Everything for my father was a gamble: roulette and blackjack, new rice variants and the arrival of the monsoons. When the pretender monarch Khamsing announced his New Lao Kingdom, my father gambled on civil disobedience. He bet on the teachings of Mr. Henry David Thoreau and on whisper sheets posted on lampposts. He bet on saffron-robed monks marching in protest and on the hidden humanity of the soldiers with their well-oiled AK-47s and their mirrored helmets.

My father was a gambler, but my mother was not. While he wrote letters to the editor that brought the secret police to our door, she made plans for escape. The old Lao Democratic Republic collapsed, and the New Lao Kingdom blossomed with tanks on the avenues and tuk-tuks burning on the street corners. Pha That Luang's shining gold chedi collapsed under shelling, and I rode away on a UN evacuation helicopter under the care of kind Mrs. Yamaguchi.

From the open doors of the helicopter, we watched smoke columns rise over the city like nagas coiling. We crossed the brown ribbon of the Mekong with its jeweled belt of burning cars on the Friendship Bridge. I remember a Mercedes floating in the water like a paper boat on Loi Kratong, burning despite the water all around.

Afterward, there was silence from the land of a million elephants, a void into which light and Skype calls and email disappeared. The roads were blocked. The telecoms died. A black hole opened where my country had once stood.
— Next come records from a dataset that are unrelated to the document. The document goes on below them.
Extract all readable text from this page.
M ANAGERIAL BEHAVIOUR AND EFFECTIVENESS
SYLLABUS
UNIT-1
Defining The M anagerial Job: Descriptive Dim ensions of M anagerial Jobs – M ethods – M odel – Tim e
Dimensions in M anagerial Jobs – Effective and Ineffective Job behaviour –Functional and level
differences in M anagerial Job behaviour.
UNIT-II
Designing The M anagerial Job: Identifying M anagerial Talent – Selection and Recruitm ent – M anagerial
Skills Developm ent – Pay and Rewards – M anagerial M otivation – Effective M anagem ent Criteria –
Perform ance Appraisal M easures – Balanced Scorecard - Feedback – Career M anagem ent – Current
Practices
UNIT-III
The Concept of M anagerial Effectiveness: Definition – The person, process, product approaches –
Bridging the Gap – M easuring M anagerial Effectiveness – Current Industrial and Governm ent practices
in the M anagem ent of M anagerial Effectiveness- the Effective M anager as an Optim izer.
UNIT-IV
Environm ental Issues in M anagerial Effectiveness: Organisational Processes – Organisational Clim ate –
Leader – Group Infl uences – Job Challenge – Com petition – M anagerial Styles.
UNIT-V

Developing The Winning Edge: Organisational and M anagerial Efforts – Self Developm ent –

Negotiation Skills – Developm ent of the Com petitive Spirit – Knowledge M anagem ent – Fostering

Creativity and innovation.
Sometimes, when I wake in the night to the swish and honk of Los Angeles traffic, the confusing polyglot of dozens of countries and cultures all pressed together in this American melting pot, I stand at my window and look down a boulevard full of red lights, where it is not safe to walk alone at night, and yet everyone obeys the traffic signals. I look down on the brash and noisy Americans in their many hues, and remember my parents: my father who cared too much to let me live under the self-declared monarchy, and my mother who would not let me die as a consequence. I lean against the window and cry with relief and loss.

Every week I go to temple and pray for them, light incense and make a triple bow to Buddha, Damma, and Sangha, and pray that they may have a good rebirth, and then I step into the light and noise and vibrancy of America.